What are your base, target, and stretch goals?

Base goal: train a model with over 90% accuracy for the datasets listed in the articles. Target goal: incorporate additional data from different datasets to further increase the accuracy in order to achieve over 95% accuracy which is what the paper is able to accomplish. Stretch goal: Improve their model and achieve an accuracy higher than the paper, so over 97%. This could be achieved either by incorporating more data or fine-tuning/adding new layers.

Ethics: Choose 2 of the following bullet points to discuss; not all questions will be relevant to all projects so try to pick questions where there’s interesting engagement with your project. (Remember that there’s not necessarily an ethical/unethical binary; rather, we want to encourage you to think critically about your problem setup.)

What broader societal issues are relevant to your chosen problem space?

Firstly, there is the issue of accessibility and equity in healthcare. Access to advanced health services is usually available only to people of middle/high-income individuals and families. This discrepancy can further exacerbate existing healthcare disparities particularly affecting underprivileged communities who do not have access to new health technology. We aim to mitigate this issue by providing our software for free to any medical professional. Another issue is with regard to patient privacy and security. Since medical data is highly sensitive, we aim to promote strict confidentiality to protect patients' information. As a result, we will be training our model on publicly available (anonymized) datasets.
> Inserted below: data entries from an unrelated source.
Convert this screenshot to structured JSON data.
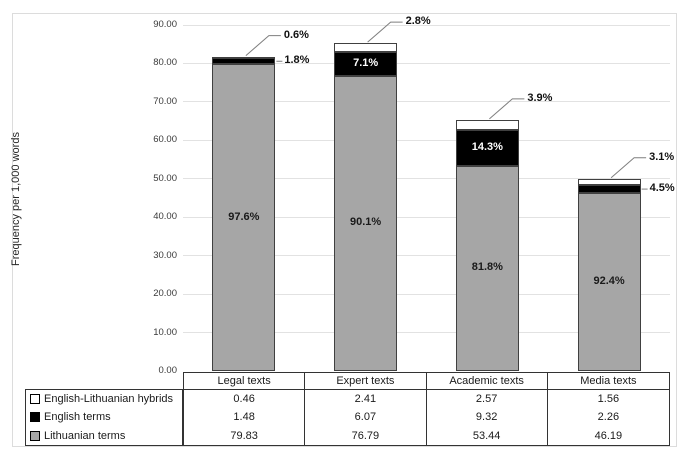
{
  "chart_data": {
    "type": "bar",
    "subtype": "stacked-column",
    "title": "",
    "ylabel": "Frequency per 1,000 words",
    "xlabel": "",
    "ylim": [
      0,
      90
    ],
    "grid": true,
    "legend_position": "bottom-left-table",
    "yticks": [
      "0.00",
      "10.00",
      "20.00",
      "30.00",
      "40.00",
      "50.00",
      "60.00",
      "70.00",
      "80.00",
      "90.00"
    ],
    "categories": [
      "Legal texts",
      "Expert texts",
      "Academic texts",
      "Media texts"
    ],
    "series": [
      {
        "name": "Lithuanian terms",
        "color": "#a6a6a6",
        "values": [
          79.83,
          76.79,
          53.44,
          46.19
        ]
      },
      {
        "name": "English terms",
        "color": "#000000",
        "values": [
          1.48,
          6.07,
          9.32,
          2.26
        ]
      },
      {
        "name": "English-Lithuanian hybrids",
        "color": "#ffffff",
        "values": [
          0.46,
          2.41,
          2.57,
          1.56
        ]
      }
    ],
    "percent_labels": {
      "lithuanian_inside": [
        "97.6%",
        "90.1%",
        "81.8%",
        "92.4%"
      ],
      "english_inside": [
        "",
        "7.1%",
        "14.3%",
        ""
      ],
      "hybrids_callout": [
        "0.6%",
        "2.8%",
        "3.9%",
        "3.1%"
      ],
      "english_callout": [
        "1.8%",
        "",
        "",
        "4.5%"
      ]
    }
  },
  "table": {
    "columns": [
      "Legal texts",
      "Expert texts",
      "Academic texts",
      "Media texts"
    ],
    "rows": [
      {
        "label": "English-Lithuanian hybrids",
        "swatch": "white",
        "values": [
          "0.46",
          "2.41",
          "2.57",
          "1.56"
        ]
      },
      {
        "label": "English terms",
        "swatch": "black",
        "values": [
          "1.48",
          "6.07",
          "9.32",
          "2.26"
        ]
      },
      {
        "label": "Lithuanian terms",
        "swatch": "gray",
        "values": [
          "79.83",
          "76.79",
          "53.44",
          "46.19"
        ]
      }
    ]
  },
  "colors": {
    "gray_fill": "#a6a6a6",
    "black_fill": "#000000",
    "white_fill": "#ffffff",
    "bar_border": "#404040",
    "gridline": "#e2e2e2",
    "leader_line": "#7f7f7f",
    "figure_border": "#dcdcdc"
  }
}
Furthermore, when a medical professional uses our software, we will not ask for any personally identifiable information.

Who are the major “stakeholders” in this problem, and what are the consequences of mistakes made by your algorithm?

Since we are developing tumor detection software to be used by medical professionals, we have multiple stakeholder:

-Medical Professionals (Radiologists, Oncologists, etc.): These professionals rely on diagnostic tools to inform their clinical decisions. The reliability of the software impacts their diagnostic accuracy, influencing treatment plans and ultimately patient care. Errors in the software could lead to misdiagnosis, potentially causing inappropriate treatment plans which can affect the professionals' credibility and the trust patients place in the healthcare system.

-Medical Researchers: Researchers are stakeholders since our tool can be used in developing new treatment and detection methods. The accuracy and reliability of the software are critical for ensuring that the research is valid and accurate.

-Patients: Patients are the primary beneficiaries of our medical diagnostic tool. Accurate tumor recognition can lead to timely and appropriate treatments, improving outcomes and survival rates. However, they also bear the risks associated with any errors made by the algorithm. False negatives can result in a failure to diagnose a condition until it's potentially too late, while false positives might lead to unnecessary stress, additional testing, and potentially harmful treatment interventions.